Es ist ein leidiges Thema, insbesondere für Frauen – die häufig immer wiederkehrende Blasenentzündung, Cystitis genannt. Sie macht sich nicht nur mit einem heftigen Harndrang bemerkbar, sondern ist meist äußerst schmerzhaft. Auch oder gerade dann, wenn die Blase bereits leer ist. Nicht selten kommt es zu einer rötlichen Verfärbung des Urins durch Blut aufgrund heftiger Entzündungsreaktion der Blase.
Bleibt die Entzündung bestehen, gesellen sich Unterbauchbeschwerden, Bauchkrämpfe und nicht selten ein schweres Krankheitsgefühl dazu. Kennt man dann noch die Komplikationen, die bei einer nicht ausgeheilten Cystitis entstehen können, wie Nierenbeckenentzündungen oder eine Verengung der Harnröhre, verwundert es kaum, dass die meisten Ärzte den Betroffenen sehr schnell ein Antibiotikum verordnen. Doch muss das wirklich sein?
Eine Blasenentzündung wird meist durch Darmbakterien verursacht, die aufgrund der kürzeren Harnröhre der Frau leichter in deren Blase gelangen können als beim Mann. Der extreme Reinigungsdrang und die Verwendung von Intimsprays zerstören die schützende Flora der Schleimhaut, so dass sich vermehrt krankmachende Keime ansiedeln können. Unbemerkte chronische Harnröhreninfekte beim Mann können ebenfalls verantwortlich sein. Gewöhnen Sie sich deswegen an, nach jedem Liebesakt ihre Blase zu entleeren, um Bakterien dadurch sofort wieder zu vertreiben.

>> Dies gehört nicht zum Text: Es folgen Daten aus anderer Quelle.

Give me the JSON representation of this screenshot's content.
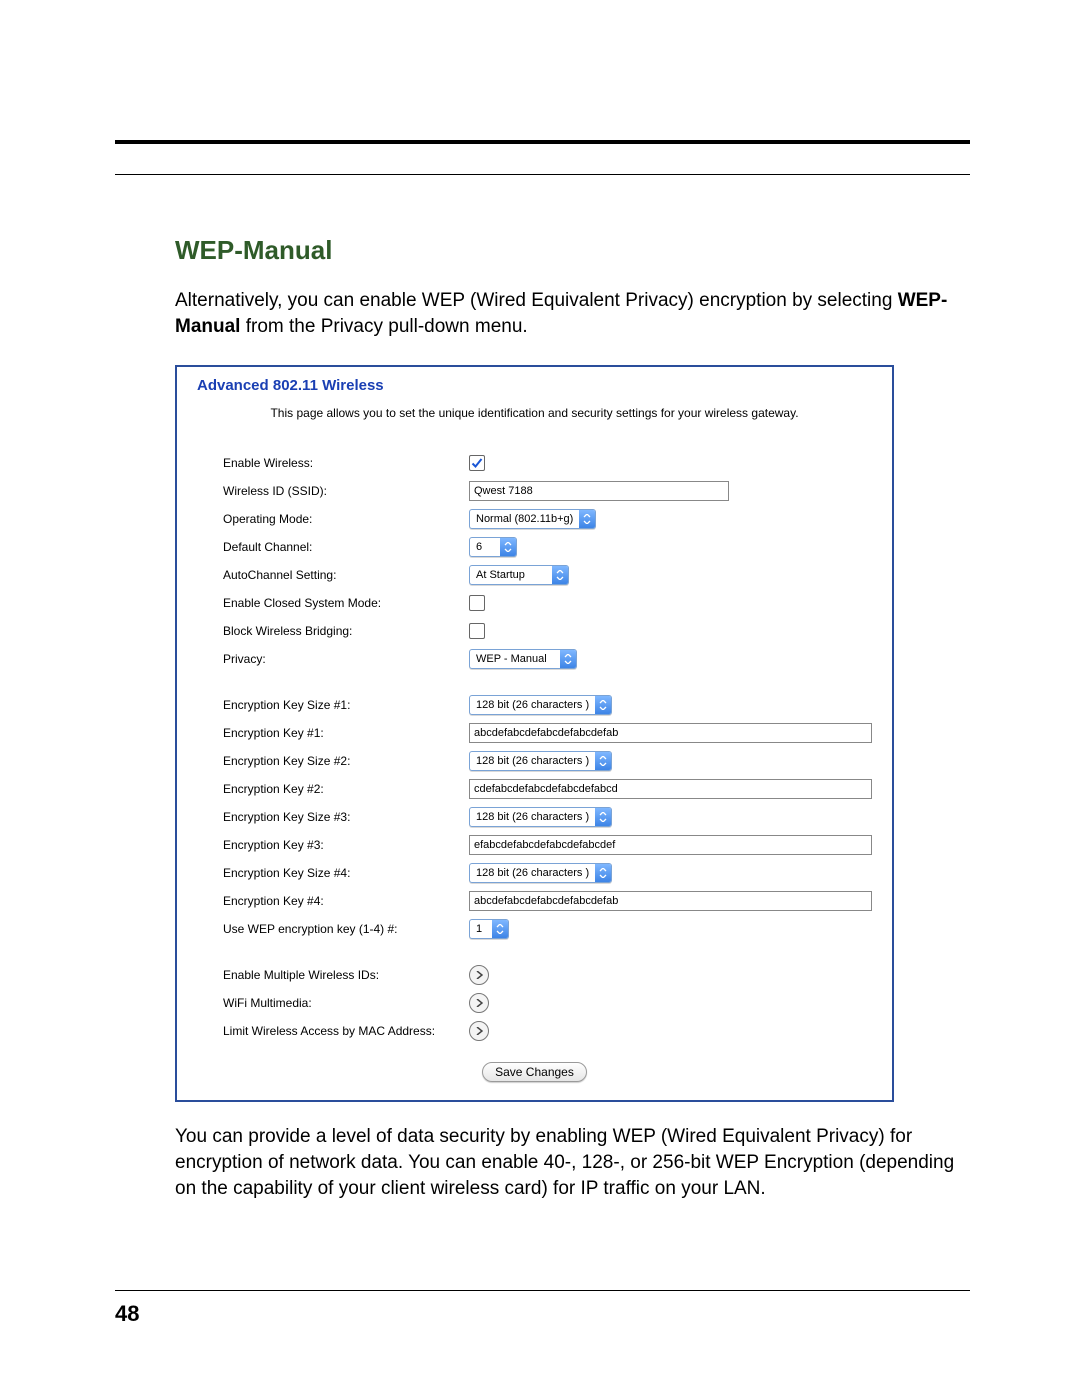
{
  "page_number": "48",
  "heading": "WEP-Manual",
  "intro": {
    "line1": "Alternatively, you can enable WEP (Wired Equivalent Privacy) encryption by selecting ",
    "strong": "WEP-Manual",
    "line2": " from the Privacy pull-down menu."
  },
  "panel": {
    "title": "Advanced 802.11 Wireless",
    "desc": "This page allows you to set the unique identification and security settings for your wireless gateway.",
    "fields": {
      "enable_wireless": {
        "label": "Enable Wireless:",
        "checked": true
      },
      "ssid": {
        "label": "Wireless ID (SSID):",
        "value": "Qwest 7188"
      },
      "op_mode": {
        "label": "Operating Mode:",
        "value": "Normal (802.11b+g)"
      },
      "channel": {
        "label": "Default Channel:",
        "value": "6"
      },
      "autochan": {
        "label": "AutoChannel Setting:",
        "value": "At Startup"
      },
      "closed": {
        "label": "Enable Closed System Mode:",
        "checked": false
      },
      "block_bridge": {
        "label": "Block Wireless Bridging:",
        "checked": false
      },
      "privacy": {
        "label": "Privacy:",
        "value": "WEP - Manual"
      },
      "ksize1": {
        "label": "Encryption Key Size #1:",
        "value": "128 bit (26 characters )"
      },
      "key1": {
        "label": "Encryption Key #1:",
        "value": "abcdefabcdefabcdefabcdefab"
      },
      "ksize2": {
        "label": "Encryption Key Size #2:",
        "value": "128 bit (26 characters )"
      },
      "key2": {
        "label": "Encryption Key #2:",
        "value": "cdefabcdefabcdefabcdefabcd"
      },
      "ksize3": {
        "label": "Encryption Key Size #3:",
        "value": "128 bit (26 characters )"
      },
      "key3": {
        "label": "Encryption Key #3:",
        "value": "efabcdefabcdefabcdefabcdef"
      },
      "ksize4": {
        "label": "Encryption Key Size #4:",
        "value": "128 bit (26 characters )"
      },
      "key4": {
        "label": "Encryption Key #4:",
        "value": "abcdefabcdefabcdefabcdefab"
      },
      "use_key": {
        "label": "Use WEP encryption key (1-4) #:",
        "value": "1"
      },
      "multi_ssid": {
        "label": "Enable Multiple Wireless IDs:"
      },
      "wmm": {
        "label": "WiFi Multimedia:"
      },
      "mac_limit": {
        "label": "Limit Wireless Access by MAC Address:"
      }
    },
    "save_label": "Save Changes"
  },
  "tail_paragraph": "You can provide a level of data security by enabling WEP (Wired Equivalent Privacy) for encryption of network data. You can enable 40-, 128-, or 256-bit WEP Encryption (depending on the capability of your client wireless card) for IP traffic on your LAN."
}
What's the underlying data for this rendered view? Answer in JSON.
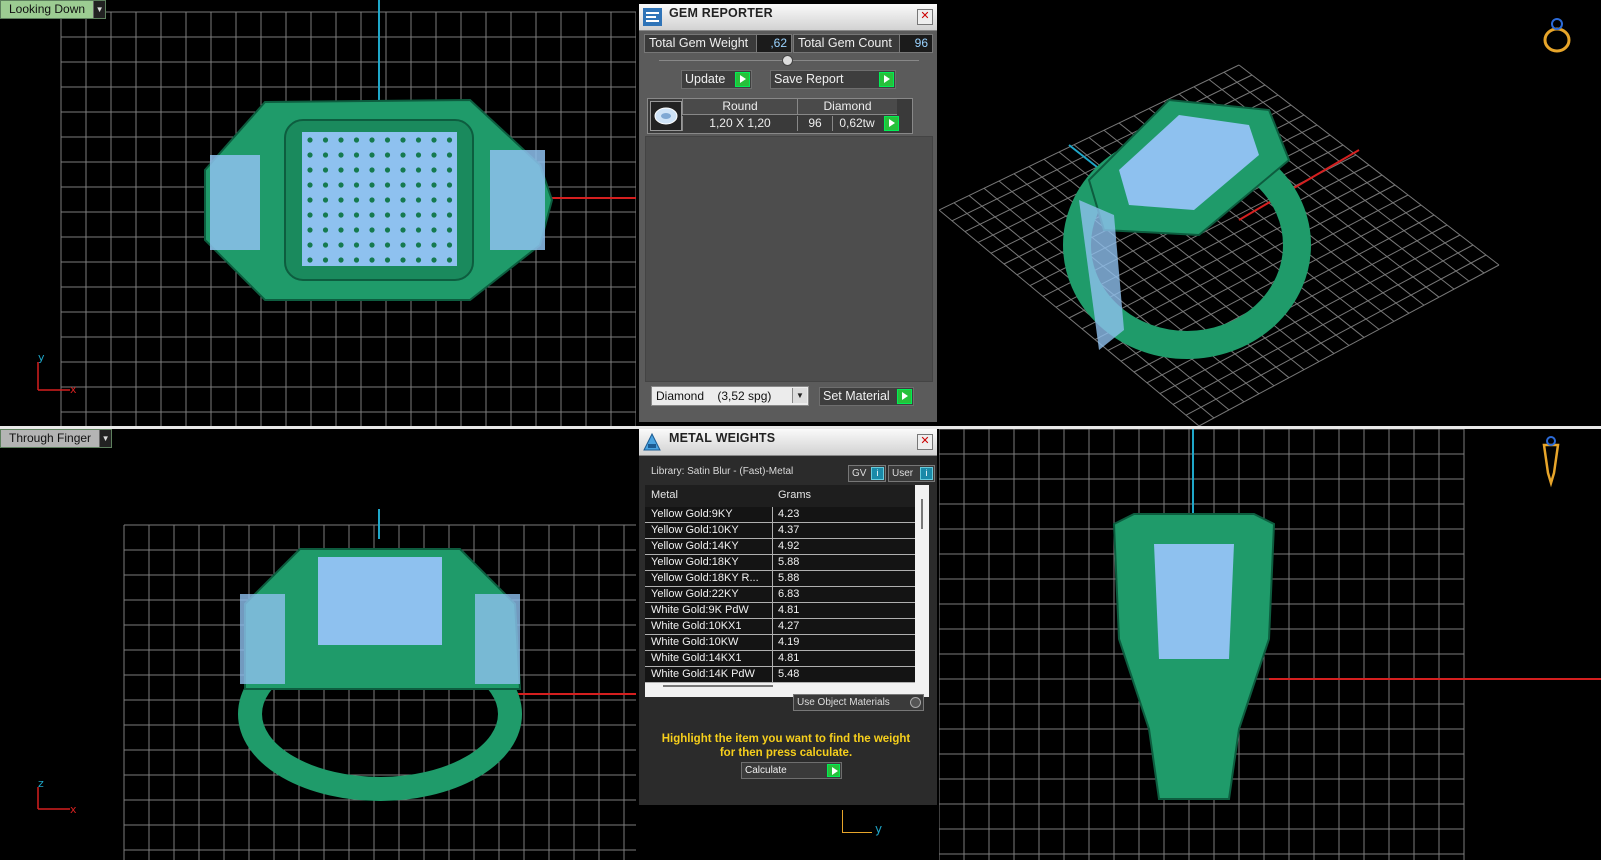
{
  "viewports": {
    "top_left": {
      "view_label": "Looking Down",
      "axis_v": "y",
      "axis_h": "x"
    },
    "bottom_left": {
      "view_label": "Through Finger",
      "axis_v": "z",
      "axis_h": "x"
    },
    "bottom_right": {
      "axis_h": "y"
    }
  },
  "gem_reporter": {
    "title": "GEM REPORTER",
    "total_weight_label": "Total Gem Weight",
    "total_weight_value": ",62",
    "total_count_label": "Total Gem Count",
    "total_count_value": "96",
    "update_label": "Update",
    "save_report_label": "Save Report",
    "gem_table": {
      "headers": [
        "Round",
        "Diamond"
      ],
      "row": {
        "size": "1,20 X 1,20",
        "count": "96",
        "weight": "0,62tw"
      }
    },
    "material_select": "Diamond    (3,52 spg)",
    "set_material_label": "Set Material"
  },
  "metal_weights": {
    "title": "METAL WEIGHTS",
    "library": "Library: Satin Blur - (Fast)-Metal",
    "gv_label": "GV",
    "user_label": "User",
    "columns": [
      "Metal",
      "Grams"
    ],
    "rows": [
      {
        "metal": "Yellow Gold:9KY",
        "grams": "4.23"
      },
      {
        "metal": "Yellow Gold:10KY",
        "grams": "4.37"
      },
      {
        "metal": "Yellow Gold:14KY",
        "grams": "4.92"
      },
      {
        "metal": "Yellow Gold:18KY",
        "grams": "5.88"
      },
      {
        "metal": "Yellow Gold:18KY R...",
        "grams": "5.88"
      },
      {
        "metal": "Yellow Gold:22KY",
        "grams": "6.83"
      },
      {
        "metal": "White Gold:9K PdW",
        "grams": "4.81"
      },
      {
        "metal": "White Gold:10KX1",
        "grams": "4.27"
      },
      {
        "metal": "White Gold:10KW",
        "grams": "4.19"
      },
      {
        "metal": "White Gold:14KX1",
        "grams": "4.81"
      },
      {
        "metal": "White Gold:14K PdW",
        "grams": "5.48"
      }
    ],
    "use_object_materials": "Use Object Materials",
    "hint": "Highlight the item you want to find the weight for then press calculate.",
    "calculate_label": "Calculate"
  },
  "colors": {
    "ring_green": "#1f9b6a",
    "gem_blue": "#9cc6f2",
    "grid": "#7d7d7d",
    "axis_red": "#d51f1f",
    "axis_cyan": "#1fa7c9",
    "accent_green": "#26c13a",
    "hint_yellow": "#f6cf1c"
  }
}
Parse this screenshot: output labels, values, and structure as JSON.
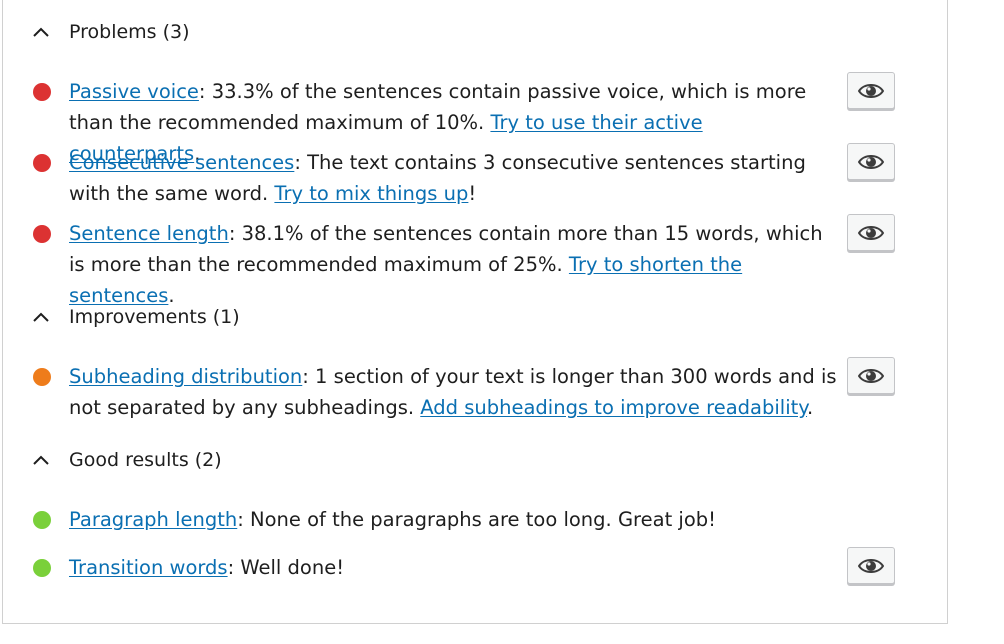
{
  "colors": {
    "problem": "#dc3232",
    "improvement": "#ee7c1b",
    "good": "#7ad03a",
    "link": "#0a6fb2"
  },
  "sections": [
    {
      "title": "Problems (3)",
      "icon": "chevron-up-icon",
      "items": [
        {
          "link": "Passive voice",
          "text": ": 33.3% of the sentences contain passive voice, which is more than the recommended maximum of 10%. ",
          "cta": "Try to use their active counterparts",
          "end": ".",
          "eye_icon": "eye-icon"
        },
        {
          "link": "Consecutive sentences",
          "text": ": The text contains 3 consecutive sentences starting with the same word. ",
          "cta": "Try to mix things up",
          "end": "!",
          "eye_icon": "eye-icon"
        },
        {
          "link": "Sentence length",
          "text": ": 38.1% of the sentences contain more than 15 words, which is more than the recommended maximum of 25%. ",
          "cta": "Try to shorten the sentences",
          "end": ".",
          "eye_icon": "eye-icon"
        }
      ]
    },
    {
      "title": "Improvements (1)",
      "icon": "chevron-up-icon",
      "items": [
        {
          "link": "Subheading distribution",
          "text": ": 1 section of your text is longer than 300 words and is not separated by any subheadings. ",
          "cta": "Add subheadings to improve readability",
          "end": ".",
          "eye_icon": "eye-icon"
        }
      ]
    },
    {
      "title": "Good results (2)",
      "icon": "chevron-up-icon",
      "items": [
        {
          "link": "Paragraph length",
          "text": ": None of the paragraphs are too long. Great job!"
        },
        {
          "link": "Transition words",
          "text": ": Well done!",
          "eye_icon": "eye-icon"
        }
      ]
    }
  ]
}
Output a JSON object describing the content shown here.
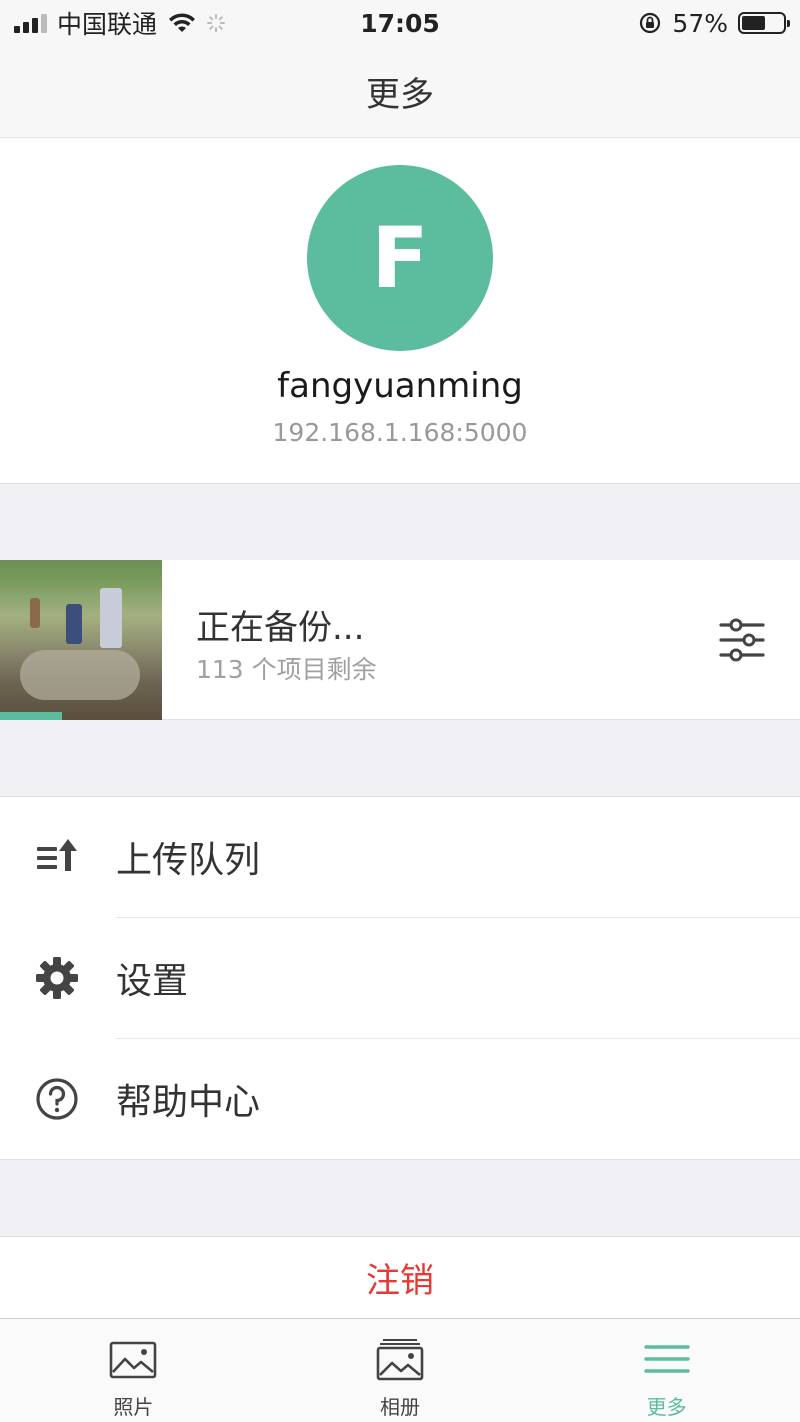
{
  "status_bar": {
    "carrier": "中国联通",
    "time": "17:05",
    "battery": "57%"
  },
  "nav": {
    "title": "更多"
  },
  "profile": {
    "avatar_letter": "F",
    "username": "fangyuanming",
    "server": "192.168.1.168:5000",
    "avatar_color": "#5bbc9e"
  },
  "backup": {
    "title": "正在备份...",
    "subtitle": "113 个项目剩余",
    "progress_fraction": 0.38
  },
  "menu": {
    "items": [
      {
        "label": "上传队列",
        "icon": "upload-queue-icon"
      },
      {
        "label": "设置",
        "icon": "gear-icon"
      },
      {
        "label": "帮助中心",
        "icon": "help-icon"
      }
    ]
  },
  "logout": {
    "label": "注销",
    "color": "#e53935"
  },
  "tabs": [
    {
      "label": "照片",
      "icon": "photo-icon"
    },
    {
      "label": "相册",
      "icon": "album-icon"
    },
    {
      "label": "更多",
      "icon": "menu-icon",
      "active": true
    }
  ],
  "accent_color": "#5bbc9e"
}
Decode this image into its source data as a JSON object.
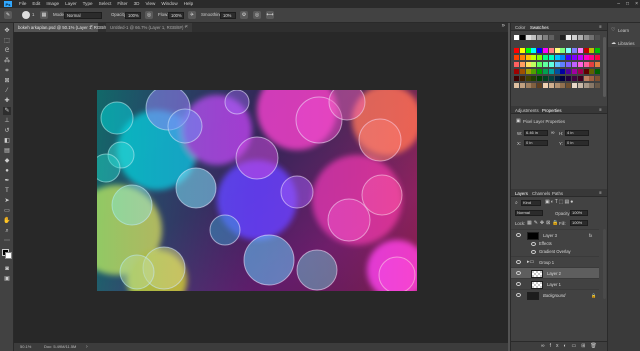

Auch spielt gerade diese Jahreszeit jetzt eine Rolle, weil der natürliche Östrogenspiegel bei wenig Sonne und mehr Kälte sinkt. Dadurch kommt es zu einem zunehmendem Vitamin D-Mangel, der wiederum das Immunsystem schwächt. Normalerweise verhindern ein gut funktionierendes Abwehrsystem mit der natürlichen Abwehrkraft der Harnröhrenschleimhaut, der gute Spüleffekt des Urins sowie dessen Säure eine Infektion der Blase.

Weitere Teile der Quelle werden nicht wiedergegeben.